« Je n’en peux plus, je ne veux plus, je veux m’échapper, je veux prendre l’air et m’envoler ! ». Ce matin Jules s’est levé en sueur.
« Je n’en peux plus, je ne veux plus, je veux m’échapper, je veux prendre l’air et m’envoler ! ».
Ces paroles ne le quittent pas. Elles sont là, elles résonnent, ou plutôt elles chantent au fond de son crâne douloureux.
Jules ne se souvient que très rarement de ses rêves. Mais ce matin, il sait, il sent. Il est certain que ce sont des paroles qu’il a entendues cette nuit, dans son sommeil. Il lui semble même reconnaître cette voix. Une voix douce et gaie. Il faut dire que Jules vit seul, et débute sa journée, comme il l’a finie : dans le silence. C’est pour cette raison qu’il aime tant la compagnie de cette voix, comme une caresse qui le réconforte.
Tous les matins depuis dix jours il prend le temps de faire le tour de son appartement avec ce nécessaire regard d’explorateur, comme s’il découvrait à chaque fois, un territoire inconnu. Oh ce n’est pas très grand, mais il a suffisamment d’imagination pour s’inventer à chacune de ses tournées des aventures nouvelles. Il s’attend toujours à être surpris, à découvrir, qui sait, un coin encore vierge, dans une des quatre pièces de son logement. Intérieurement il sourit de sa naïveté : comme si les lois de la géométrie pouvaient à la faveur de ce confinement être bouleversées. Ce serait incroyable que je sois le premier à découvrir que dans certains rectangles, on peut trouver un cinquième coin. Pauvre Jules, il est seul et ne sait plus quoi inventer pour s’aérer, pour s’obliger à ne pas rester enfermé entre ces quatre murs. Quatre murs ? Il faudra peut-être que je recompte se dit-il ?

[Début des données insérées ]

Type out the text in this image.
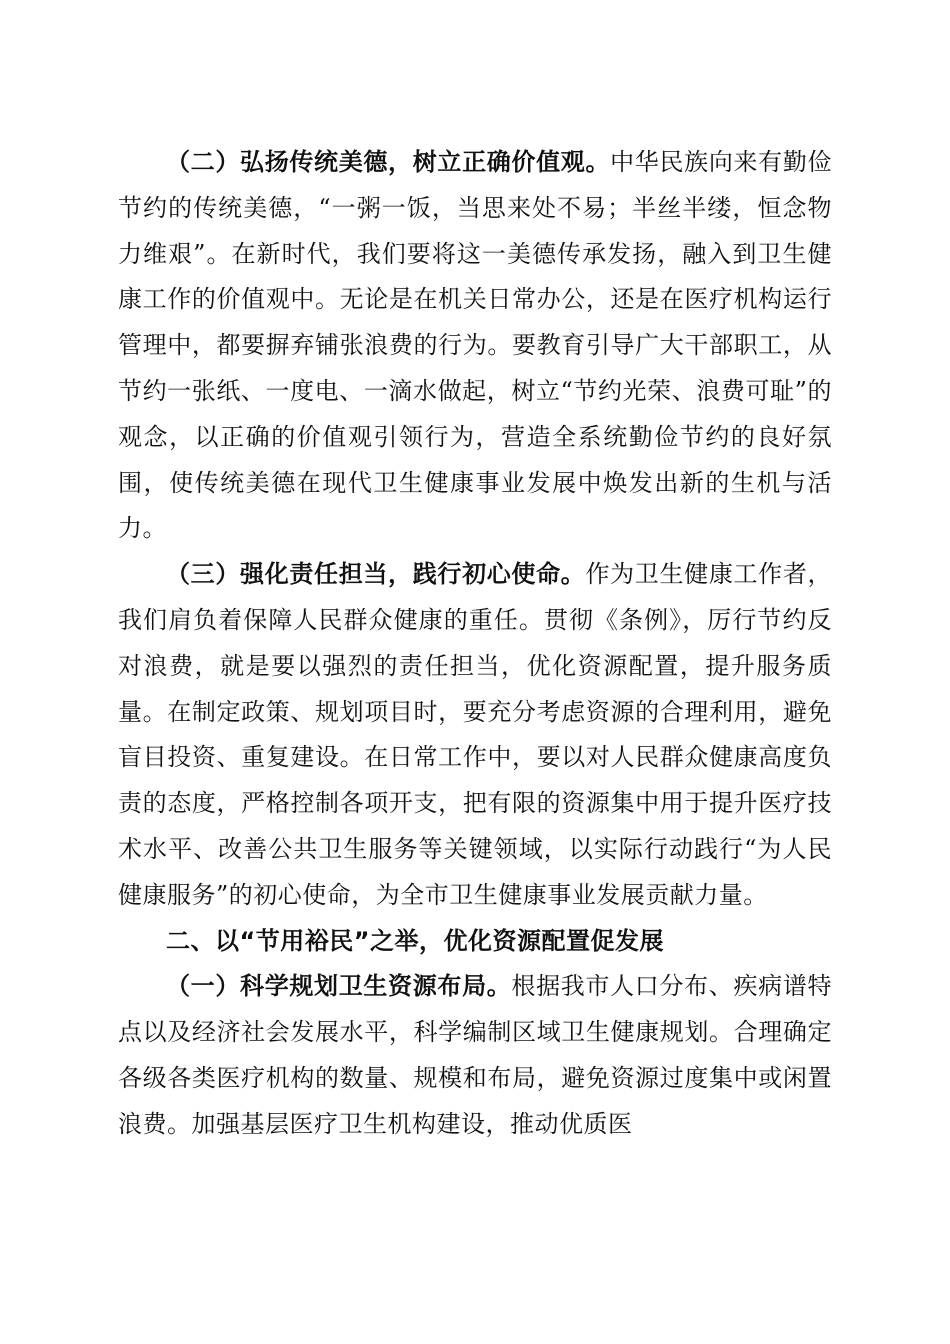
（二）弘扬传统美德，树立正确价值观。中华民族向来有勤俭节约的传统美德，“一粥一饭，当思来处不易；半丝半缕，恒念物力维艰”。在新时代，我们要将这一美德传承发扬，融入到卫生健康工作的价值观中。无论是在机关日常办公，还是在医疗机构运行管理中，都要摒弃铺张浪费的行为。要教育引导广大干部职工，从节约一张纸、一度电、一滴水做起，树立“节约光荣、浪费可耻”的观念，以正确的价值观引领行为，营造全系统勤俭节约的良好氛围，使传统美德在现代卫生健康事业发展中焕发出新的生机与活力。

（三）强化责任担当，践行初心使命。作为卫生健康工作者，我们肩负着保障人民群众健康的重任。贯彻《条例》，厉行节约反对浪费，就是要以强烈的责任担当，优化资源配置，提升服务质量。在制定政策、规划项目时，要充分考虑资源的合理利用，避免盲目投资、重复建设。在日常工作中，要以对人民群众健康高度负责的态度，严格控制各项开支，把有限的资源集中用于提升医疗技术水平、改善公共卫生服务等关键领域，以实际行动践行“为人民健康服务”的初心使命，为全市卫生健康事业发展贡献力量。

二、以“节用裕民”之举，优化资源配置促发展

（一）科学规划卫生资源布局。根据我市人口分布、疾病谱特点以及经济社会发展水平，科学编制区域卫生健康规划。合理确定各级各类医疗机构的数量、规模和布局，避免资源过度集中或闲置浪费。加强基层医疗卫生机构建设，推动优质医
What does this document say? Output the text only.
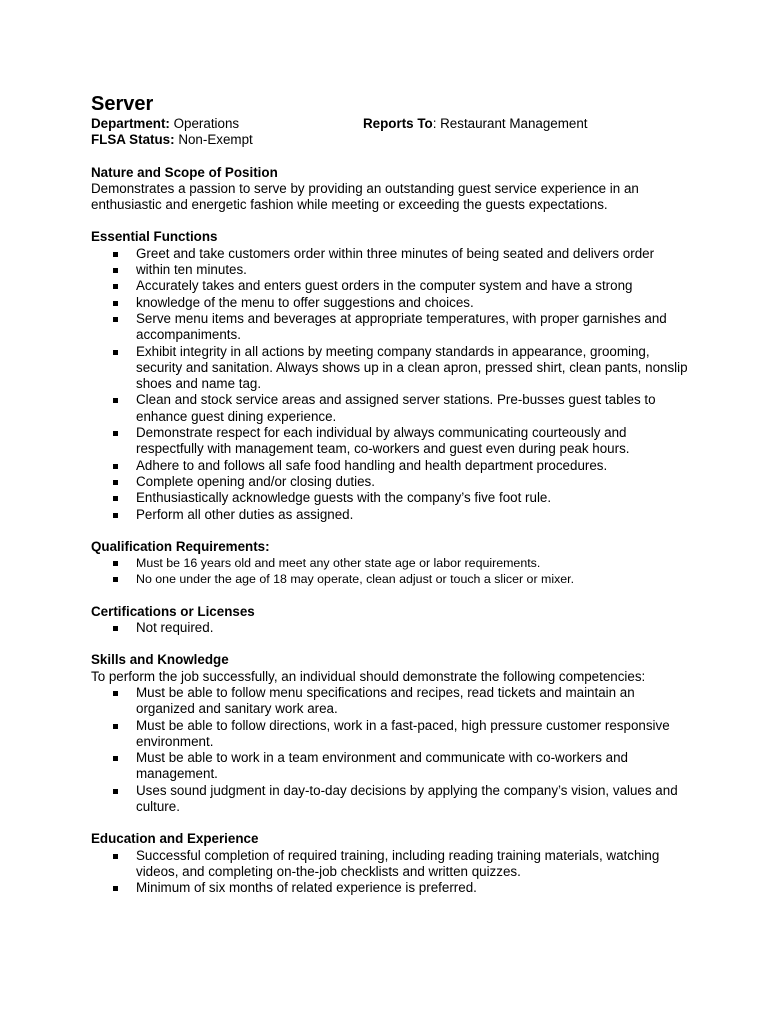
Server
Department: Operations	Reports To: Restaurant Management
FLSA Status: Non-Exempt
Nature and Scope of Position
Demonstrates a passion to serve by providing an outstanding guest service experience in an
enthusiastic and energetic fashion while meeting or exceeding the guests expectations.
Essential Functions
Greet and take customers order within three minutes of being seated and delivers order
within ten minutes.
Accurately takes and enters guest orders in the computer system and have a strong
knowledge of the menu to offer suggestions and choices.
Serve menu items and beverages at appropriate temperatures, with proper garnishes and accompaniments.
Exhibit integrity in all actions by meeting company standards in appearance, grooming, security and sanitation. Always shows up in a clean apron, pressed shirt, clean pants, nonslip shoes and name tag.
Clean and stock service areas and assigned server stations. Pre-busses guest tables to enhance guest dining experience.
Demonstrate respect for each individual by always communicating courteously and respectfully with management team, co-workers and guest even during peak hours.
Adhere to and follows all safe food handling and health department procedures.
Complete opening and/or closing duties.
Enthusiastically acknowledge guests with the company’s five foot rule.
Perform all other duties as assigned.
Qualification Requirements:
Must be 16 years old and meet any other state age or labor requirements.
No one under the age of 18 may operate, clean adjust or touch a slicer or mixer.
Certifications or Licenses
Not required.
Skills and Knowledge
To perform the job successfully, an individual should demonstrate the following competencies:
Must be able to follow menu specifications and recipes, read tickets and maintain an organized and sanitary work area.
Must be able to follow directions, work in a fast-paced, high pressure customer responsive environment.
Must be able to work in a team environment and communicate with co-workers and management.
Uses sound judgment in day-to-day decisions by applying the company’s vision, values and culture.
Education and Experience
Successful completion of required training, including reading training materials, watching videos, and completing on-the-job checklists and written quizzes.
Minimum of six months of related experience is preferred.
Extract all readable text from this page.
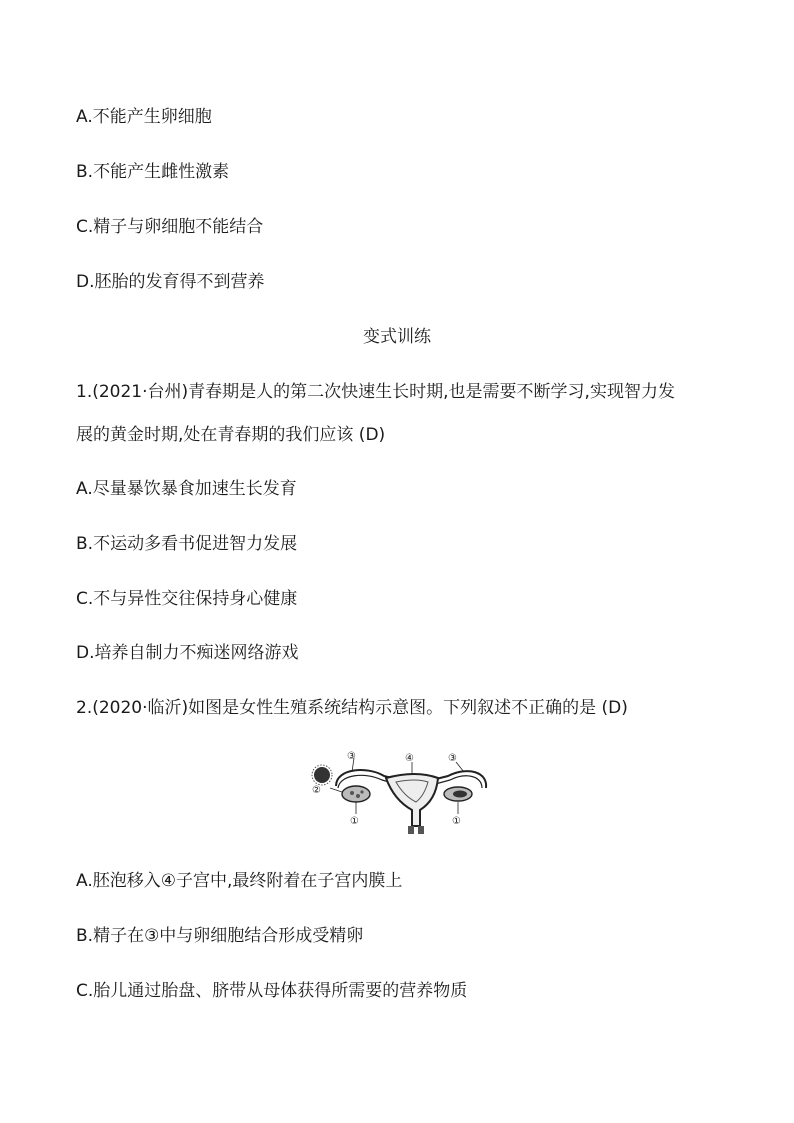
A.不能产生卵细胞
B.不能产生雌性激素
C.精子与卵细胞不能结合
D.胚胎的发育得不到营养
变式训练
1.(2021·台州)青春期是人的第二次快速生长时期,也是需要不断学习,实现智力发
展的黄金时期,处在青春期的我们应该 (D)
A.尽量暴饮暴食加速生长发育
B.不运动多看书促进智力发展
C.不与异性交往保持身心健康
D.培养自制力不痴迷网络游戏
2.(2020·临沂)如图是女性生殖系统结构示意图。下列叙述不正确的是 (D)
③
②
①
④	③
①
A.胚泡移入④子宫中,最终附着在子宫内膜上
B.精子在③中与卵细胞结合形成受精卵
C.胎儿通过胎盘、脐带从母体获得所需要的营养物质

« Je n’en peux plus, je ne veux plus, je veux m’échapper, je veux prendre l’air et m’envoler ! ».
Toujours ce refrain qu’il entend, petite voix désormais familière. Il a même l’impression qu’elle se rapproche désormais
Après avoir traversé le long couloir – sans faire de pause s’il vous plait- Jules se trouve désormais devant sa bibliothèque.
Jules commence par un long moment d’admiration, presque de la contemplation. Il est vrai qu’il a un côté maniaque qu’il assume totalement ; il ne se passe pas journée, en période normale, sans qu’il ne caresse les dos alignés de ses très nombreux livres, il les bouge parfois légèrement, souffle sur le dessus, persuadé que la poussière s’est encore invitée et va coloniser les pages.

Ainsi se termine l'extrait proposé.